Mr. Comey later told Congress that the story was wrong.
Evelyn Farkas, the Pentagon’s top Russia analyst during the Obama era, said on MSNBC last year that she urged her former colleagues to secure as much intelligence material as they could to protect it from destruction by Trump aides. She left the Pentagon in 2015 and advised the Clinton campaign.
“That’s why you have the leaking, because people were worried,” said Ms. Farkas, who is now a scholar at the Atlantic Council.
Michael Flynn
Conservatives often point to Flynn’s fate as a prime example of the Obama “deep state” bushwhacking a Trump person.
The retired three-star Army intelligence officer held phone discussions with Mr.

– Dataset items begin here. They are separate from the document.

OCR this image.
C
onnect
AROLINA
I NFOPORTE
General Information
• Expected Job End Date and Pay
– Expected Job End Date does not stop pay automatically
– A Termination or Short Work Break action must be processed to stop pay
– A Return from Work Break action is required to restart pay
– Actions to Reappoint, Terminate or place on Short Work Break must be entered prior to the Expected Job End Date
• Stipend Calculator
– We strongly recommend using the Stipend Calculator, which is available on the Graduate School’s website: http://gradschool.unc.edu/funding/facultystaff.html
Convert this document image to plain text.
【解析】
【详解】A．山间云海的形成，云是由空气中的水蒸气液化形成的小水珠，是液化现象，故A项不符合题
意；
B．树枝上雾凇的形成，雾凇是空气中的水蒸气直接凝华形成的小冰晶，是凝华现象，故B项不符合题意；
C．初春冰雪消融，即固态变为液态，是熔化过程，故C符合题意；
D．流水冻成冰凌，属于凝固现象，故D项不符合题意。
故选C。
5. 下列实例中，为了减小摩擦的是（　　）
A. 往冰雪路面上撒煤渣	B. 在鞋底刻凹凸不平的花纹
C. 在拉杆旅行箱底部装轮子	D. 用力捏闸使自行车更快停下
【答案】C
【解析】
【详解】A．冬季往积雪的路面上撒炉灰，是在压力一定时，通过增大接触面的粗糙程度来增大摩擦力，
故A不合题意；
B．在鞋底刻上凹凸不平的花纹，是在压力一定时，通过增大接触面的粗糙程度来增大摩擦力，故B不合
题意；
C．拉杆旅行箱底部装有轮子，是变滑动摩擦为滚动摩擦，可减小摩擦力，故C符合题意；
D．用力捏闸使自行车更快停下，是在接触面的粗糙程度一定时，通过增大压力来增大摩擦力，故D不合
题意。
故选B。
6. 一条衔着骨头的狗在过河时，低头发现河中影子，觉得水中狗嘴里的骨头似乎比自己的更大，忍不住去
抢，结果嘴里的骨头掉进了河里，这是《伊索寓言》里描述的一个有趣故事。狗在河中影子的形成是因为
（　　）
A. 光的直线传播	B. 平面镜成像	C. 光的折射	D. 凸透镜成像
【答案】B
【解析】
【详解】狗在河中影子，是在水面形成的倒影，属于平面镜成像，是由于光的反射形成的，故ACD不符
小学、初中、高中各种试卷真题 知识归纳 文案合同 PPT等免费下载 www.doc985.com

Kislyak, the Russian ambassador, on an upcoming U.N. vote on Israel and Moscow’s response to Obama-imposed punitive sanctions for election meddling.
On Jan. 12, 2017, Washington Post columnist David Ignatius reported on the phone calls, quoting an unidentified Obama official. Other stories followed. The Obama administration was leaking top-secret intercepts.
When interviewed by two FBI agents in his first week as national security adviser, Flynn said those topics were not discussed. The agents told their superiors that they didn’t believe Flynn was deceptive.
Sally Q. Yates, a holdover deputy attorney general from the Obama administration, visited the White House and told officials that Flynn was at risk for Russian blackmail. She believed he violated the 1799 Logan Act, an obscure law preventing private citizens from working with foreigners against government policy.
Mr. Trump fired Ms. Yates when she failed to follow his Muslim immigration ban.
Suddenly, a law that few had heard of became weaponized in the liberal media against Flynn. Conservatives said it was an example of Obama people spinning the media in unison against the new administration.
The Republican report from the House intelligence committee disclosed that Flynn in December 2016 was the subject of the counterintelligence investigation. Mr. Comey had decided to close the investigation in December 2016 but he kept it open because of the Kislyak phone calls.
The House committee interviewed Mr. Comey, Ms. Yates and two other FBI officials. They gave “conflicting testimony” on why agents were dispatched to interview Flynn, the report said.
Flynn resigned that February because of discrepancies in his answers versus the call transcripts. He opted to plead guilty in December to giving false statements to the FBI.
The plea deal with Mr. Mueller did not mention any conspiracies. There has been much press speculation about why Flynn chose to admit guilt, some of it centering on his huge legal costs.
Since then, Flynn has made public statements in support of at least two Republican House candidates and praised Mr. Trump in one of them.